With Emacs’s ability to browse PDF files I could review the book inside Emacs, next to the reStructuredText file, which came in handy occasionally.
Throughout the course of writing the book I spent the entire time editing and moving and commands that work on sentences (
M-k) and paragraphs (
M-}) came in handy often. Part of what made my book editing less tedious was the elimination of superfluous stuff like fiddling with fonts and styling — a task relegated to simple markup in reStructuredText and settings defined by me for the actual typesetting itself.
I often found myself abusing certain turns of phrases and Emacs’s custom highlighting
M-s h p would highlight, in garish black on yellow, such occurrences. The book was obviously stored in source control with Git and Magit.

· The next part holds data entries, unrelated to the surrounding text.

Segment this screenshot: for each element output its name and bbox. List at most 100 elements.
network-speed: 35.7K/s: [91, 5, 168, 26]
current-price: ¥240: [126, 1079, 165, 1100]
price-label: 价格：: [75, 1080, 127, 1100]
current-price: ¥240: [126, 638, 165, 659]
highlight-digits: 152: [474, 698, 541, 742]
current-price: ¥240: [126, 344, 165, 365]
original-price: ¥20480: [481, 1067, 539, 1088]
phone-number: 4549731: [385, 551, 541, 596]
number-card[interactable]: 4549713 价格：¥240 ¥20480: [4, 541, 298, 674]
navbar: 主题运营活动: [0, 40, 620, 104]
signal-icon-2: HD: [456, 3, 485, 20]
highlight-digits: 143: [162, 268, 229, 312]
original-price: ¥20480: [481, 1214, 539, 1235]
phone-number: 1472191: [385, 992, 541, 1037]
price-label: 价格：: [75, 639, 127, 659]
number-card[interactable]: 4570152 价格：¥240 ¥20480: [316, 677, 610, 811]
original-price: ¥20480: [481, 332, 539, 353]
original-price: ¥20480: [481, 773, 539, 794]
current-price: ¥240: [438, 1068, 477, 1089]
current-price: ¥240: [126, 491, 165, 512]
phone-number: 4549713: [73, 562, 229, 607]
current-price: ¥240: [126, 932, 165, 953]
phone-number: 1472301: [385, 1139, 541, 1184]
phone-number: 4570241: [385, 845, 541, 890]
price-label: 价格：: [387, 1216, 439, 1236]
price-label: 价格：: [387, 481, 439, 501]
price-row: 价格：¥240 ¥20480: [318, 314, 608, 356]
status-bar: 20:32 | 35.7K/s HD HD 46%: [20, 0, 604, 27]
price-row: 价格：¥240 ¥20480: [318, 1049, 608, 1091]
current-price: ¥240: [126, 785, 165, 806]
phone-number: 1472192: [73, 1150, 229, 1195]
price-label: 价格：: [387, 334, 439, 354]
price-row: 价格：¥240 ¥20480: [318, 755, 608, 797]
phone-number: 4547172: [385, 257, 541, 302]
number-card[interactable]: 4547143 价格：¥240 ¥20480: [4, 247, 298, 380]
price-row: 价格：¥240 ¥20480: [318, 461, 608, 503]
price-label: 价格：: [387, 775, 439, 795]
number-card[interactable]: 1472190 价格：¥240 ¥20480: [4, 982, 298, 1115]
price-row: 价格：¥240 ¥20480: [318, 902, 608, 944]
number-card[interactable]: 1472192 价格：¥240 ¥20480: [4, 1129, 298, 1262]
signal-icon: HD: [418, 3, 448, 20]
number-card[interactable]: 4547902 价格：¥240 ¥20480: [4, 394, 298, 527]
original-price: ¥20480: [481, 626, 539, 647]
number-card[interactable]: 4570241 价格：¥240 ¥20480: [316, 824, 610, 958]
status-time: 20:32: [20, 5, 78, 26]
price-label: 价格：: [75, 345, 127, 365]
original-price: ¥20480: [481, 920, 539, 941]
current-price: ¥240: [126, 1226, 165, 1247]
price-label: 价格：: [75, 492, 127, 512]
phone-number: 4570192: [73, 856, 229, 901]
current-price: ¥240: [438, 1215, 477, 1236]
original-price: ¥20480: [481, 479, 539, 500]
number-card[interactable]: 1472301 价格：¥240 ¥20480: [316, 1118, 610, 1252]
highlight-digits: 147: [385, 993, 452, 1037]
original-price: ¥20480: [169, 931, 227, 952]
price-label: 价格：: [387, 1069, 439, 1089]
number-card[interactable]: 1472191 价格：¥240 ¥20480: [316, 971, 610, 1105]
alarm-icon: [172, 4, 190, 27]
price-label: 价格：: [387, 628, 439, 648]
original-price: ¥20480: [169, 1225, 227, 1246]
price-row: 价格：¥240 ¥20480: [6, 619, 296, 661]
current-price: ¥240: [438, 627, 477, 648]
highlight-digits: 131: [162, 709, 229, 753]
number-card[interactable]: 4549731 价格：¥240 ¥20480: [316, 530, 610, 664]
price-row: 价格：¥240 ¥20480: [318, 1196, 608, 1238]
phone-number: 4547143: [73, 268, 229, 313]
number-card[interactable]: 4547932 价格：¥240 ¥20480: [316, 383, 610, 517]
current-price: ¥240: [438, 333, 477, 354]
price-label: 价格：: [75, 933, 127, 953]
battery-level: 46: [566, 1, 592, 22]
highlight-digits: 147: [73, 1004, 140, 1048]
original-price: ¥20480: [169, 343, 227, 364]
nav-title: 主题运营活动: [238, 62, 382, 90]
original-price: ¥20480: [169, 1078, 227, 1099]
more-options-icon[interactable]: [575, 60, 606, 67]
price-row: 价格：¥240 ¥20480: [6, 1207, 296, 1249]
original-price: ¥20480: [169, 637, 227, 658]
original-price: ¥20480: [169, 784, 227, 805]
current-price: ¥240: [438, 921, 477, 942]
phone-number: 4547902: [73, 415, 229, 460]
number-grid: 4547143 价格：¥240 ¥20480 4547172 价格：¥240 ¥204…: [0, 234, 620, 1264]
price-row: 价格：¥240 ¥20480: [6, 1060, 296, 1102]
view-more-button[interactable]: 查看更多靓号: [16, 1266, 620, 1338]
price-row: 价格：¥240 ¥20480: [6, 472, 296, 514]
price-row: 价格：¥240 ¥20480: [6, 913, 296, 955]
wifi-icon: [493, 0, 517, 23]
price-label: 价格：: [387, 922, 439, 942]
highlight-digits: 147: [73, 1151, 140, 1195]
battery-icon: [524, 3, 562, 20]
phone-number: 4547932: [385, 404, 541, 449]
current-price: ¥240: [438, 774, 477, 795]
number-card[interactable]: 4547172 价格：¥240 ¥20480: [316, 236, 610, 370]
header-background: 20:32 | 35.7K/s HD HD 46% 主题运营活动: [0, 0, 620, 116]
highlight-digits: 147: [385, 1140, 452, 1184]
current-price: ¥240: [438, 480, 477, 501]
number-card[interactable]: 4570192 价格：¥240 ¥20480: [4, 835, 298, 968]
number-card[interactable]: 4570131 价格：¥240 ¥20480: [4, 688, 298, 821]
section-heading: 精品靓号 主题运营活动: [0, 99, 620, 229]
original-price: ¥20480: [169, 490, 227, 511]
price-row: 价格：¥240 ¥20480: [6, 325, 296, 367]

On the whole, the entirety of the book, from conception as a series of notes and TODOs in Org mode, to the editing and merging of changes made by the proofreader took place in Emacs. The only tool I did not have in Emacs was Amazon’s Kindle Previewer tool.
Emacs is a great tool for book editing and writing. I used reStructuredText text but Markdown, ASCIIDoc, Docbook or any number of formats would work equally well. Emacs’s ediff is a powerful diffing tool that made it possible for me to track the changes made by the proofreader and selectively apply, but also edit, the changes she made before committing them to the original manuscript. I think that feature alone made it worth writing it in Emacs.